José Paulo Cavalcanti Filho

Dustin Hoffman and Robert Redford in All the President’s Men.

O sigilo faz parte da Democracia – que é informar e, também, é não informar. Numerosas profissões têm esses limites claros. Ninguém admitiria, por exemplo, que médicos divulgassem relação de seus pacientes com AIDs. Nem que padres começassem as missas dominicais fazendo um relato das confissões da semana. Dona Maria trai o marido com seu jardineiro. E tudo a partir do interesse coletivo.

Sigilos também mudam, em função de suas circunstâncias. Em 1934, ordenação alemã dispunha: “Todo cidadão que, consciente ou inconscientemente, animado por baixo egoísmo ou qualquer outro sentimento, tenha fundos no estrangeiro, será punido com a morte”. Além da perda de todos os seus bens em favor do Estado. Com base nessa ordenação, Hitler pôs em ação sua temida Polícia Geral do Estado (Geheime Staadt Polizei – Gestapo), fazendo depósitos na Suíça em nome de judeus alemães. E pedindo os respectivos extratos. Começaram, já neste ano, as primeiras execuções de empresários e suas famílias. Daí resultando na Suíça, em 1936, a primeira legislação sobre sigilo bancário do planeta. Como instrumento democrático de proteção às pessoas. Passando em seguida, este sigilo, a ser indiscriminadamente usado por inocentes e pecadores. Inclusive traficantes, sonegadores, políticos (alguns bem próximos de nós). Até que afinal a AFC anunciou, em 5/10/2018, que a Suíça está pondo fim a ele. O sigilo bancário mudou porque era preciso mudar.

O sigilo da fonte, entre nós, é garantido pela Constituição (artigo 5º, XIV). No último caso relevante decidido pelo Supremo (Agravo Regimental na Reclamação 21.504, São Paulo), de 17/11/2015, o relator, ministro Celso de Melo, limitou-se, em seu voto, a dizer o óbvio; que jornalista “não podia sofrer qualquer sanção, quando se recusar a quebrar esse sigilo (da fonte)”. Faltou ir, não se sabe por que, ao centro do problema. Sem uma palavra sobre a obrigação de responder, o próprio jornalista, pelas informações que recebeu de sua fonte. Um tema tranquilo, na doutrina. Cito apenas Steinmetz (Comentários à Constituição): “Quando o profissional ou a empresa invocam o sigilo da fonte, assumem a plena responsabilidade pelo teor da informação veiculada, inclusive respondendo cível e criminalmente por eventuais danos causados a direitos de terceiros (e.g., honra, intimidade, vida privada e imagem)”.

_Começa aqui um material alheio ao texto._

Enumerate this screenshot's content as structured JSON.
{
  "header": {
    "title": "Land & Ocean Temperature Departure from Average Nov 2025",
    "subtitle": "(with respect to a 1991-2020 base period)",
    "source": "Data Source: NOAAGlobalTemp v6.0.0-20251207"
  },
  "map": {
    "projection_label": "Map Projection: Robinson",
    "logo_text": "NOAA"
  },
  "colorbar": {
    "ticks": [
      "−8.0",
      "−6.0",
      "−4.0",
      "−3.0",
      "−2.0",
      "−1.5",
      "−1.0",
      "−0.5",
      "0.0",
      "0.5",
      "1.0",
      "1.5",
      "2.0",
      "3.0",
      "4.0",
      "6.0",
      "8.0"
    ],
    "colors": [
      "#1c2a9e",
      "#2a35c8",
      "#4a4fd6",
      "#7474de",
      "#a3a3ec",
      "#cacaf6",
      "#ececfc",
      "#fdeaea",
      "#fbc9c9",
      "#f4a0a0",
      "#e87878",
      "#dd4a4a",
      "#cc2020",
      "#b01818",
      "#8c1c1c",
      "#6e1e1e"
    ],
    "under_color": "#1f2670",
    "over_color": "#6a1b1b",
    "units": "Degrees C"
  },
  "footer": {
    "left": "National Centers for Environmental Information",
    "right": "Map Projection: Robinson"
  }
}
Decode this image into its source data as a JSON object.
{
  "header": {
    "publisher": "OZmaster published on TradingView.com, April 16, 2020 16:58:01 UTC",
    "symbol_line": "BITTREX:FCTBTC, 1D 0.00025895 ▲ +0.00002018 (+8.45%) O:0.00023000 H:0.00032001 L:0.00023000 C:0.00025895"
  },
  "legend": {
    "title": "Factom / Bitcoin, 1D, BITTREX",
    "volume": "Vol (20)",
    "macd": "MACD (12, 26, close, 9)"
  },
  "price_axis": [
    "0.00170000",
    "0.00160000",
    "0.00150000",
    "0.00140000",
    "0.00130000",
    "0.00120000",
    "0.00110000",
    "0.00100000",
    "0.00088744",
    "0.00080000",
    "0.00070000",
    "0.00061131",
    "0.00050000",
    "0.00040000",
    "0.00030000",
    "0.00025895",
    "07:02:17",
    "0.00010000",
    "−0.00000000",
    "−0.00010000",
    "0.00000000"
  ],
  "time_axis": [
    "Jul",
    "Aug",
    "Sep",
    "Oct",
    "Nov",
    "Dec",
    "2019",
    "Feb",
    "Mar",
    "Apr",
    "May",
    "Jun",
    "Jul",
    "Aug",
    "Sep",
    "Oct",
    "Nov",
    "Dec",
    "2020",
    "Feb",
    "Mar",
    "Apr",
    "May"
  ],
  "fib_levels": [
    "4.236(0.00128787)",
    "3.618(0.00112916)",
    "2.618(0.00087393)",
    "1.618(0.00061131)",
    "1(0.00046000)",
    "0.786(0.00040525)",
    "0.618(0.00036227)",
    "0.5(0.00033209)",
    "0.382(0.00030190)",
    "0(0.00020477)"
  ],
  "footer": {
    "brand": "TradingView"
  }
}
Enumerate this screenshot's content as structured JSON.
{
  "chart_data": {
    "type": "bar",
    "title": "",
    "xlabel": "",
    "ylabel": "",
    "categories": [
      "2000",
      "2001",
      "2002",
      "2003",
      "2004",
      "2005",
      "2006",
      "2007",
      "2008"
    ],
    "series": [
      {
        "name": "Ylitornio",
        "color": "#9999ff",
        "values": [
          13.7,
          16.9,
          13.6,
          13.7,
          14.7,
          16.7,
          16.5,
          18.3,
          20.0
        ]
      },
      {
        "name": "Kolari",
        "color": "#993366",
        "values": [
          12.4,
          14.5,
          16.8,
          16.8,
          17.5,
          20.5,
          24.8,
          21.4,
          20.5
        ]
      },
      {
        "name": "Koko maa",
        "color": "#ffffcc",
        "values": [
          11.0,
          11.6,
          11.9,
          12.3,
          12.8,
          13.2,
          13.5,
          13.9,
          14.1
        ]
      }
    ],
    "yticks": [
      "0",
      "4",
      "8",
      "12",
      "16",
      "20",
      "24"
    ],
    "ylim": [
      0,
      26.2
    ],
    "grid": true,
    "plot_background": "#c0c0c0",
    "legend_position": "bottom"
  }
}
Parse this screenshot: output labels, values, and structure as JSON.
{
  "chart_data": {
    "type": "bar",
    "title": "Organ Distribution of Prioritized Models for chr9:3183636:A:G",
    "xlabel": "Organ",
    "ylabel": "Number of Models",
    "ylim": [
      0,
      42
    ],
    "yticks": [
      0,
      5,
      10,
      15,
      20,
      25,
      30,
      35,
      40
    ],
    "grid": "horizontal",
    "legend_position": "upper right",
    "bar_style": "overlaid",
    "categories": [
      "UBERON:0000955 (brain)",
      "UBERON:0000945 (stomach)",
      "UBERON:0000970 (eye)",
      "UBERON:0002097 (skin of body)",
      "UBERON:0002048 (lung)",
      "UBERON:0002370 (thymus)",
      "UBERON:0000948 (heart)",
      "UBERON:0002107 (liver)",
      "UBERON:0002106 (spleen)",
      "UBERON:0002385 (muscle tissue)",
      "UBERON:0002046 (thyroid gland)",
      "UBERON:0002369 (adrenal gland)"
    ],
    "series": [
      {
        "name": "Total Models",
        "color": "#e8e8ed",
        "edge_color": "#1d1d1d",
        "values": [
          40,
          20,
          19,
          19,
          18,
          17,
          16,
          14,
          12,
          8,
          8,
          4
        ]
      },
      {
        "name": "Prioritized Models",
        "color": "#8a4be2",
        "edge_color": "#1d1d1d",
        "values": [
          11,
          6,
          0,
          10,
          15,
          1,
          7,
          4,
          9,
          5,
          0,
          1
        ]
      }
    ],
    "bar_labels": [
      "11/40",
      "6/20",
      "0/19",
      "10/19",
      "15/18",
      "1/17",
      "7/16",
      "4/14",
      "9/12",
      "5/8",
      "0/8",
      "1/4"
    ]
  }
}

Como visto, e diferentemente do que tem sido entendido por alguns jornais brasileiros, o sigilo protege apenas a fonte. E, não, o jornalista. Que deve sempre responder pelo que sua fonte disser. Simples assim. Fora disso, teríamos uma nova categoria na praça. A dos semideuses. Quero destruir a reputação de quem não goste? É simples. Digo que ele é traficante, estuprador de menores, corrupto, por ái vai. Após o que se seguiria, no texto, o tal “segundo uma fonte”. Ao dizer essa expressão mágica, “segundo uma fonte”, pretendem os jornalistas que não são obrigados a provar nada. Sua fonte é que deve. Só que, como o jornalista tem direito de não dizer quem ela é, no mundo real ninguém seria punido. Nunca. Nem a fonte (acaso existir). Nem o jornalista. O crime perfeito.

Não é assim, no resto do mundo. Apenas um exemplo. Judith Miller (Prêmio Pulitzer em 2002) publicou, no N.Y. Times, que Valerie Plame (mulher do ex-embaixador Joseph Wilson) era agente secreta da CIA. Pondo em risco a vida de Valerie. A jornalista não revelou sua fonte. E acabou presa, no Distrito de Columbia (Washington). Mattew Cooper, da revista TIME, fez o mesmo. Só que se livrou da prisão por dizer quem era. Segundo ele, autorizado pela própria fonte – o conselheiro político de Bush (filho), Karl Rove.

Por tudo, então, talvez seja tempo de começar a discutir o tema com menos corporativismo. E mais seriedade. Pensando no interesse coletivo. A partir do dever básico dos meios de comunicação – assim resumido, numa entrevista para televisão, pelo judeu húngaro József Pulitzer: “Exatidão! Exatidão!! Exatidão!!!”.